Eastern Market Ventures has a lease with the city to manage Eastern Market, which strictly includes the South Hall and the North Hall on the west side of Seventh Street. Now the D.C. Office of Property Management and the EMV are discussing who will take over the management of the temporary building that lies on the east side of Seventh Street, across the street from the original market.

“You will have something in place,” OPM Senior Realty Specialist Aimee Occhetti assured the merchants at Tunnicliff’s. “If OPM has to come in and take over for a period of time, that’s what they’ll do.” [IMGCAP(1)]

The temporary market lies on the field of Hines Junior High School, separated by a large fence covered in blue plastic. Costing more than $1 million, it will be the South Hall merchants’ home for about two years and will include air conditioning, heat and bathrooms — more amenities than the original market had before the fire. Most businesses will sit in the same place they did in the market, hopefully prompting residents and visitors to pick up their grocery shopping where they left off following the fire.

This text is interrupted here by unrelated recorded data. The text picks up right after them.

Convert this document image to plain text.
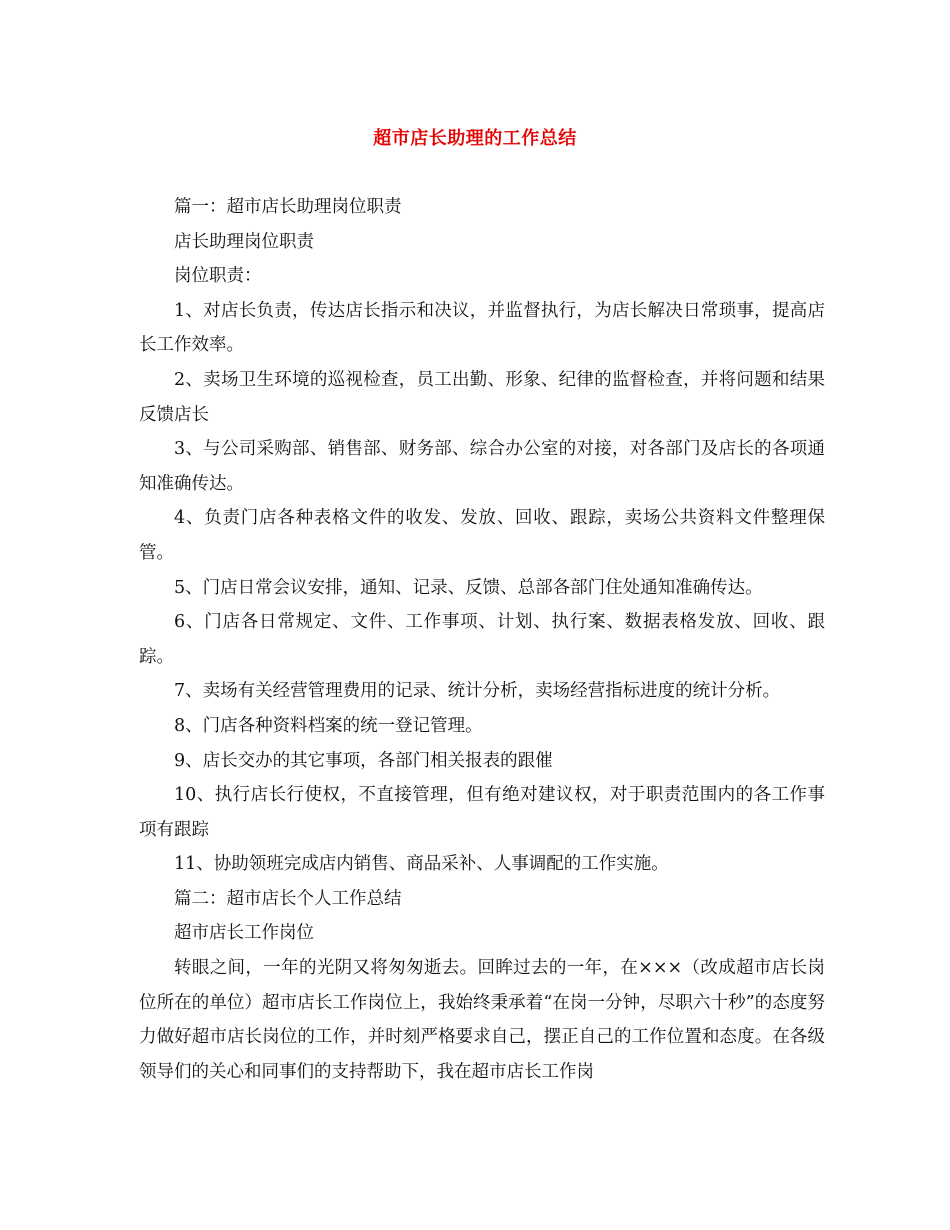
超市店长助理的工作总结

篇一：超市店长助理岗位职责

店长助理岗位职责

岗位职责：

1、对店长负责，传达店长指示和决议，并监督执行，为店长解决日常琐事，提高店长工作效率。

2、卖场卫生环境的巡视检查，员工出勤、形象、纪律的监督检查，并将问题和结果反馈店长

3、与公司采购部、销售部、财务部、综合办公室的对接，对各部门及店长的各项通知准确传达。

4、负责门店各种表格文件的收发、发放、回收、跟踪，卖场公共资料文件整理保管。

5、门店日常会议安排，通知、记录、反馈、总部各部门住处通知准确传达。

6、门店各日常规定、文件、工作事项、计划、执行案、数据表格发放、回收、跟踪。

7、卖场有关经营管理费用的记录、统计分析，卖场经营指标进度的统计分析。

8、门店各种资料档案的统一登记管理。

9、店长交办的其它事项，各部门相关报表的跟催

10、执行店长行使权，不直接管理，但有绝对建议权，对于职责范围内的各工作事项有跟踪

11、协助领班完成店内销售、商品采补、人事调配的工作实施。

篇二：超市店长个人工作总结

超市店长工作岗位

转眼之间，一年的光阴又将匆匆逝去。回眸过去的一年，在×××（改成超市店长岗位所在的单位）超市店长工作岗位上，我始终秉承着“在岗一分钟，尽职六十秒”的态度努力做好超市店长岗位的工作，并时刻严格要求自己，摆正自己的工作位置和态度。在各级领导们的关心和同事们的支持帮助下，我在超市店长工作岗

But as the merchants eagerly await their move to the temporary building, city officials are working quickly to finish the designs for the original market. Since 1998 legislation requires the city to work with the Eastern Market Community Advisory Committee, architects and residents are debating how it should all be done. They agree on most of the plans — which mainly call for recreating the market’s historic roots — but must compromise on others. The design should be finished in September and city officials then will seek a construction company to do the work, said Baird Smith, a Quinn Evans architect who is working on the designs for the city.

But who will oversee this process come Dec. 31, when EMV’s lease expires, is unclear. Currently, the EMCAC and the OPM seem to be handling the bulk of the plans, but EMCAC members envision a market manager who will take an active role in the process. Along with the OPM, they are working on a request for proposal that would open a bidding process for a manager who would oversee all of Eastern Market and take responsibility for some of the future market transitions.

But the OPM also is still in negotiations with the EMV about the possibility of extending the EMV’s lease; its current lease allows for the option of pursuing a five-year extension, but the OPM is negotiating to decrease that time, Occhetti said.

Meanwhile, the EMCAC is drafting a “wish list” of the qualities and responsibilities it wants a unified manager to fill, including experience with a multifaceted market and willingness to be involved in the renovation of Eastern Market. The OPM and the EMCAC hope to bring in a consultant, the nonprofit Project for Public Space, to help write the final specifications.

“We’re at a critical juncture for the market now,” EMCAC Chairwoman Donna Scheeder said, emphasizing that the wish list reflected a vision that has not been realized by the EMV. “We see that as a business plan, as an opportunity to transition from phase one to phase two of the market.”

However, the committee’s expectations seem unrealistic to some. Right now, the EMV subleases the North Hall to Market 5 Gallery, which hosts several artists in the space. Trying to balance the needs of the longtime food merchants of the South Hall with the very different needs of hundreds of outside vendors is daunting, said merchant Richard Glasgow, who co-owns Southern Maryland Seafood.

“I have a great deal of concern,” said Glasgow, whose family once managed the South Hall merchants before being kicked out by the city in 1998. “There are a number of qualifying requirements to do the job. I wonder whether such a person exists.”

But many applaud the city’s effort to get things done quickly. While Mayor Adrian Fenty (D) originally promised to build a temporary structure by July 4 — more than a month earlier than it will be completed — most merchants seemed happy with the fast schedule. And the meeting at Tunnicliff’s relieved some worries, said South Hall merchant Ray Bowers, who owns Bowers Fancy Dairy Products.

“I give it a seven,” Bowers said of the city’s planning for the temporary market. “I couldn’t give it a 10. A 10 is outstanding. There’s always problems.”